# Gorge du Verdon



## MarkJ (Jul 30, 2019)

Anyone done the Gorge in a Motorhome? The bits of road I’ve looked at on street view all look fine to me - reasonably wide, steep here and there but not too bad - but some guidebooks say ‘not for the faint hearted’, ‘drive at your peril’ and so on. I dare say tricky in winter, but fine in summer, surely?

Thanks


----------



## Tezza33 (Jul 30, 2019)

We have done it, beautiful views and not a problem to drive


----------



## witzend (Jul 30, 2019)

No problem with the Gorge with a motorhome as tour coaches manage it theres 2 roads thru the Gorge one each side + the route de Cretes We have just spent 2 wks  in the area aires either end. Moustiers st Marie west side Castellane east side both worth a look


----------



## MarkJ (Jul 30, 2019)

Thanks for the comments everyone. We hope to go that way in September. It looks great!


----------



## korky (Jul 30, 2019)

Going there in September also,enroute to Corsica and Sardinia.
Am I correct that if driving both sides of the gorge on a circular route, it is best to do this in a clockwise direction?


----------



## MarkJ (Jul 30, 2019)

korky said:


> Going there in September also,enroute to Corsica and Sardinia.
> Am I correct that if driving both sides of the gorge on a circular route, it is best to do this in a clockwise direction?

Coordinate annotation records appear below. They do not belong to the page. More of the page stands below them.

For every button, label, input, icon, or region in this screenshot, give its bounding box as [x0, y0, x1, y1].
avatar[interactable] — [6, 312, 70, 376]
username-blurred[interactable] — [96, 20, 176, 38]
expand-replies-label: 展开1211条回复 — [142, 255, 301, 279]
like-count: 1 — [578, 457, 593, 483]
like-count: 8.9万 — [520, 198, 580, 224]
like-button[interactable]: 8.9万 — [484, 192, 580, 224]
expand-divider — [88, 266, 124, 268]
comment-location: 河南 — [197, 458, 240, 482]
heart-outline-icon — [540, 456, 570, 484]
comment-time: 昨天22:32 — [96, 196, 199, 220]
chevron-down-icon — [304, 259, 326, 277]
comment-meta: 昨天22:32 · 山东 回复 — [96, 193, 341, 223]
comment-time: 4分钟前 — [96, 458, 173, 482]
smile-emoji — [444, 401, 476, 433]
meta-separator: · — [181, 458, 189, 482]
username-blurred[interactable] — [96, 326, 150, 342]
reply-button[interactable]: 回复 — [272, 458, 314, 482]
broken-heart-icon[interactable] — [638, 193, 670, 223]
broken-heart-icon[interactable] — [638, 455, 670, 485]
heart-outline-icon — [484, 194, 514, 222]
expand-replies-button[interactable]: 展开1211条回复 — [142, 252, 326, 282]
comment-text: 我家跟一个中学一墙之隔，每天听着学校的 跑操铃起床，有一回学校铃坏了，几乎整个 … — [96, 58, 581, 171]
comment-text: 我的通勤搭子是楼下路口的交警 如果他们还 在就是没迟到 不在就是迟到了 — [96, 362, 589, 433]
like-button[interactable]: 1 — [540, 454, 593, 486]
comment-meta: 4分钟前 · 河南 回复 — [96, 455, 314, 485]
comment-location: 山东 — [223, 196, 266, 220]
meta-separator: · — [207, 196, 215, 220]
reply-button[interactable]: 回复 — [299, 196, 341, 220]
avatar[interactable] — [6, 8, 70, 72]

Is that so the driver sees the 100’ drop?  Doing all the work so might as well get the benefit...


----------



## Larnie (Jul 30, 2019)

*Gorges du Verdon*

Did this in my Renault Kangoo on the south side about eight years ago in the high season. It was very busy with all the pull in’s full. I had to concentrate so much on the driving I had no time to appreciate the views. I think it would probably be better out of season in September.
 Good luck in your Motorhome.


----------



## runnach (Jul 31, 2019)

We used to suggest to people east side in a morning West side in the afternoon for the simple reason the sun was the right direction for photos ,also less sun in your eyes for the driver

Channa


----------



## witzend (Jul 31, 2019)

Driving from Moustiers st Marie going up thru the gorge after La Palud sur Verdon not in the village branch off right onto the D23 this is the route de Cretes a circular route which brings you back into the village.
The other route from Moustiers st Marie  D71 D90 thru Trigance then D955 

Heres a utube link there are several on utube YouTube


----------



## witzend (Aug 8, 2019)

Just found this video on utube  YouTube


----------



## witzend (Aug 8, 2019)

korky said:


> Going there in September also,enroute to Corsica and Sardinia.
> Am I correct that if driving both sides of the gorge on a circular route, it is best to do this in a clockwise direction?



Would keep you on the outside both ways away from the cliff over hangs


----------